U.S. housing starts receded 1.4% from November to December, according to the U.S. Census Bureau and the U.S. Department of Housing and Urban Development.
The decline made December the fourth consecutive month of declining construction activity across the single-family and multifamily housing sectors, continuing a trend that surprised few observers. But the rate of total starts, which came in at a seasonally adjusted annual pace of 1.38 million units, surpassed expectations.
Maybe more shocking, however, was that the backtrack was driven wholly by softening multifamily activity. Multifamily starts sank 19% to a seasonally adjusted annual pace of 473,000 units, the lowest since September 2021. Multifamily building is notoriously volatile, but there has been a recent trend of slowing construction, a shift mirrored by weakening demand in the apartment sector.

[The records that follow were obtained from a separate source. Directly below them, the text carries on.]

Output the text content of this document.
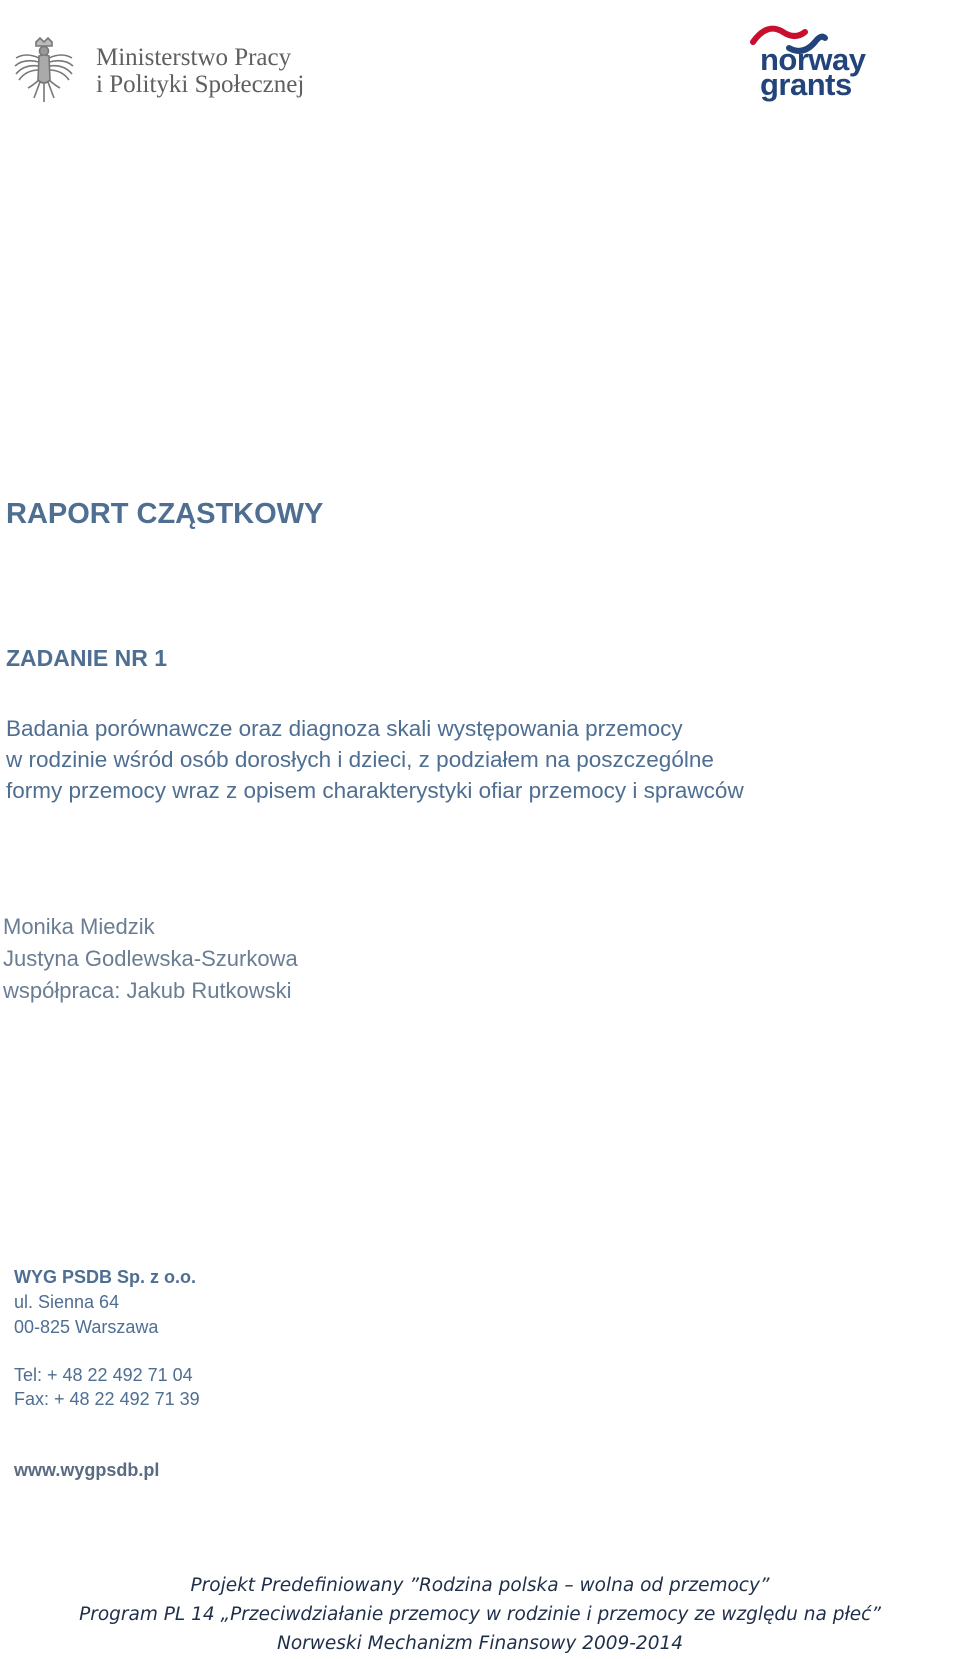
Ministerstwo Pracy
i Polityki Społecznej
norway
grants
RAPORT CZĄSTKOWY
ZADANIE NR 1
Badania porównawcze oraz diagnoza skali występowania przemocy
w rodzinie wśród osób dorosłych i dzieci, z podziałem na poszczególne
formy przemocy wraz z opisem charakterystyki ofiar przemocy i sprawców
Monika Miedzik
Justyna Godlewska-Szurkowa
współpraca: Jakub Rutkowski
WYG PSDB Sp. z o.o.
ul. Sienna 64
00-825 Warszawa
Tel: + 48 22 492 71 04
Fax: + 48 22 492 71 39
www.wygpsdb.pl
Projekt Predefiniowany ”Rodzina polska – wolna od przemocy”
Program PL 14 „Przeciwdziałanie przemocy w rodzinie i przemocy ze względu na płeć”
Norweski Mechanizm Finansowy 2009-2014
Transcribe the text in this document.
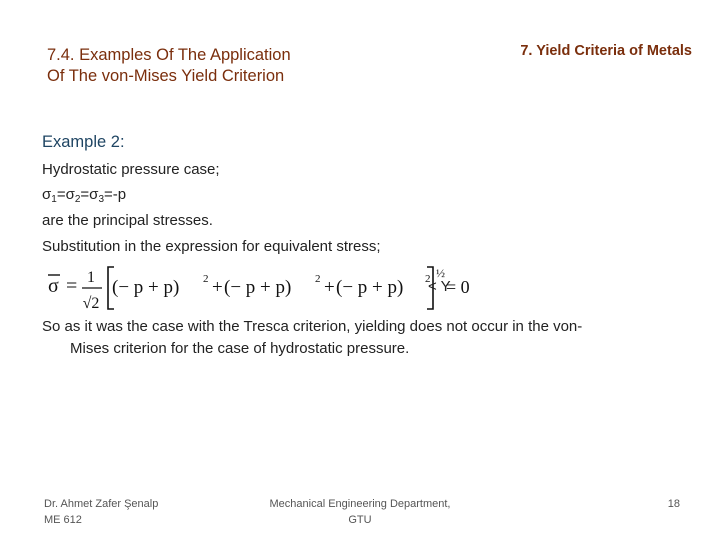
7.4. Examples Of The Application
Of The von-Mises Yield Criterion
7. Yield Criteria of Metals
Example 2:
Hydrostatic pressure case;
$\sigma_1=\sigma_2=\sigma_3=-p$
are the principal stresses.
Substitution in the expression for equivalent stress;
σ = 1
√2
(− p + p) 2 + (− p + p) 2 + (− p + p) 2 ½
= 0
< Y
So as it was the case with the Tresca criterion, yielding does not occur in the von-
Mises criterion for the case of hydrostatic pressure.
Dr. Ahmet Zafer Şenalp
ME 612
Mechanical Engineering Department,
GTU
18
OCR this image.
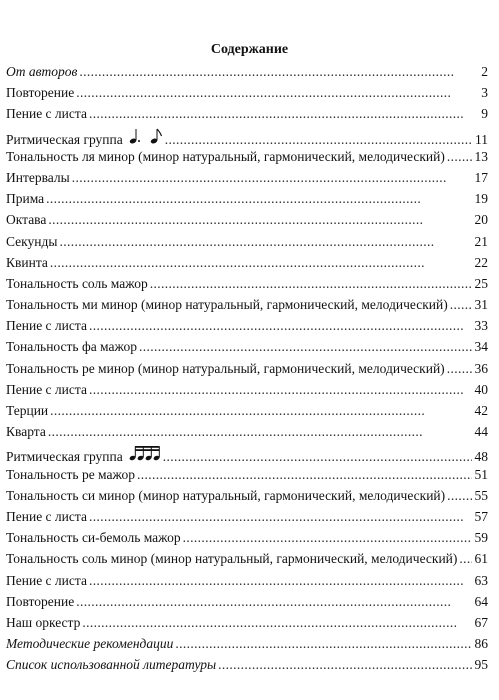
Содержание
От авторов . . .	2
Повторение . . .	3
Пение с листа . . .	9
Ритмическая группа . . .	11
Тональность ля минор (минор натуральный, гармонический, мелодический) . . . 13
Интервалы . . .	17
Прима . . .	19
Октава . . .	20
Секунды . . .	21
Квинта . . .	22
Тональность соль мажор . . .	25
Тональность ми минор (минор натуральный, гармонический, мелодический) . . . 31
Пение с листа . . .	33
Тональность фа мажор . . .	34
Тональность ре минор (минор натуральный, гармонический, мелодический) . . . 36
Пение с листа . . .	40
Терции . . .	42
Кварта . . .	44
Ритмическая группа . . .	48
Тональность ре мажор . . .	51
Тональность си минор (минор натуральный, гармонический, мелодический) . . . 55
Пение с листа . . .	57
Тональность си-бемоль мажор . . .	59
Тональность соль минор (минор натуральный, гармонический, мелодический) . . . 61
Пение с листа . . .	63
Повторение . . .	64
Наш оркестр . . .	67
Методические рекомендации . . .	86
Список использованной литературы . . .	95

Single-family building staged a notable December recovery with an 11.3% gain in starts, bringing the pace of single-family starts to 909,000 units. The jump is the largest monthly increase in just over a year. Given recent data, the rebound was certainly unforeseen. Indeed, even with the monthly gain, single-family starts remain down 25% year over year.
Is December’s single-family bounce a signal of things to come? Not so fast, said Wells Fargo economists Charlie Dougherty, Jackie Benson and Patrick Barley. In commentary from the trio released by the bank, they point to continued drops in single-family permitting, which fell by 6.5% monthly and 35% year over year.
The economists suggest that the contrast in starts and permits imply that December’s surprising construction data may be due to “unseasonably warm weather and improved material and labor availability,” rather than improving buyer demand. Meanwhile, housing completions came in at 1.41 million units, while single-family completions were recorded at an annualized rate of 1.01 million units — each exceeding the number of starts and reducing the number of homes under construction.
“Builders still have a large backlog of single-family homes under construction,” said Odeta Kushi, deputy chief economist at First American Financial Corp. “Builders will likely continue to focus on completing these existing projects, rather than starting new ones, until there is a meaningful and sustained increase in demand.”
Still, there is good news. The National Association of Home Builders (NAHB) recently reported that January’s moderate interest rate decline helped nudge builder sentiment up for the first time in 12 months. Builder confidence for newly built homes rose four points during the month, bringing the Housing Market Index jointly maintained by the NAHB and Wells Fargo to a reading of 35.
“While NAHB is forecasting a decline for single-family starts this year compared to 2022, it appears a turning point for housing lies ahead,” NAHB chief economist Robert Dietz said. “In the coming quarters, single-family homebuilding will rise off of cycle lows as mortgage rates are expected to trend lower and boost housing affordability. Improved housing affordability will increase housing demand as the nation grapples with a structural housing deficit of 1.5 million units.”